In Ritter Christian (Steve Windolf), in dessen Dorf sie unterkommt, findet sie einen schneidigen Beschützer, der sich auch als Erzähler der Geschichte andient, um mit Exklusivwissen vermutete Verständnislücken zu schließen. „Ich spürte, dass sie ein Geheimnis verbarg“, verrät er. Und über seinen schnöseligen Gegenspieler (Sabin Tambrea) und Konkurrenten am Hofe des polternden Markgrafen (Franz Xaver Kroetz): „Randolf schreckte in seiner Gier nach Macht vor nichts zurück.“ Der wiederum sagt zur verschlagenen Markgräfin (Susanne Wuest): „Es reicht euch nicht, Gattin zu sein, ihr habt höhere Ziele.“ So fühlt man sich stets informiert, auch wenn man schon alles über Gut und Böse beim Blick in die Gesichter des leichenblassen Ensembles erfährt. Die fehlenden Werbepausen muss auch der RTL-Stammgast nicht fürchten, der sich ins Erste verirrt: Es gibt in drei Stunden keine Entwicklung, deren Verpassen ihn vor ein Rätsel stellen könnte.

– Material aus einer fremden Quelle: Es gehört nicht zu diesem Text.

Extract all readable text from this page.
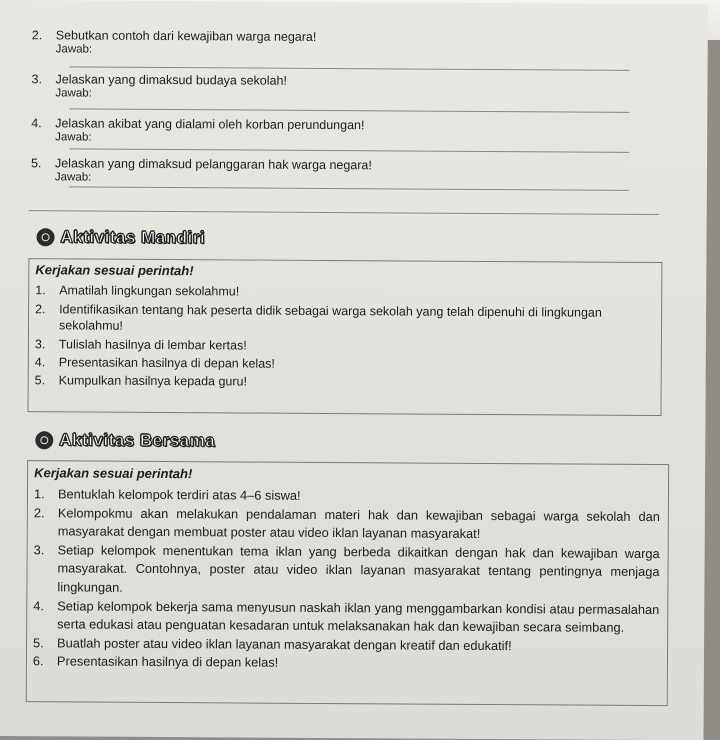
2. Sebutkan contoh dari kewajiban warga negara!
Jawab:
3. Jelaskan yang dimaksud budaya sekolah!
Jawab:
4. Jelaskan akibat yang dialami oleh korban perundungan!
Jawab:
5. Jelaskan yang dimaksud pelanggaran hak warga negara!
Jawab:
Aktivitas Mandiri
Kerjakan sesuai perintah!
1. Amatilah lingkungan sekolahmu!
2. Identifikasikan tentang hak peserta didik sebagai warga sekolah yang telah dipenuhi di lingkungan sekolahmu!
3. Tulislah hasilnya di lembar kertas!
4. Presentasikan hasilnya di depan kelas!
5. Kumpulkan hasilnya kepada guru!
Aktivitas Bersama
Kerjakan sesuai perintah!
1. Bentuklah kelompok terdiri atas 4–6 siswa!
2. Kelompokmu akan melakukan pendalaman materi hak dan kewajiban sebagai warga sekolah dan masyarakat dengan membuat poster atau video iklan layanan masyarakat!
3. Setiap kelompok menentukan tema iklan yang berbeda dikaitkan dengan hak dan kewajiban warga masyarakat. Contohnya, poster atau video iklan layanan masyarakat tentang pentingnya menjaga lingkungan.
4. Setiap kelompok bekerja sama menyusun naskah iklan yang menggambarkan kondisi atau permasalahan serta edukasi atau penguatan kesadaran untuk melaksanakan hak dan kewajiban secara seimbang.
5. Buatlah poster atau video iklan layanan masyarakat dengan kreatif dan edukatif!
6. Presentasikan hasilnya di depan kelas!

Den Komparsen hat man wochenlanges Waschverbot verordnet

Roland Suso Richter inszeniert Sabine Eberts Historienschinken mit bescheidenem Aufwand gerade so am Scheiterhaufen vorbei. Humorfrei breitet er alle Klischees aus: Da fliegen die Knochen beim Fressgelage über die Schultern, während die Armen Gestrüpp kochen, Frauen kassieren Backpfeifen, wenn sie frech werden, es wird fleißig Blut gehustet, den Komparsen hat man wochenlanges Waschverbot verordnet. Und im Wald? Da sind, halli hallo, die Räuber.

Ohne Liebe wär die mittelalterliche „Muppet Show“ natürlich nicht komplett. Es gilt mit Drehbuchtricks den verflixten Standesunterschied zwischen Marthe und Christian zu überwinden und den hässlichen Langweiler Wiebrecht ins Jenseits zu befördern, den sie aus lauter Verzweiflung zwischendurch mal geheiratet hat, obwohl ihn nur das Vaterunser sexuell stimuliert. Kann das klappen?

Fazit: Unfreiwillig komisch. Aber Lachen ist gesund.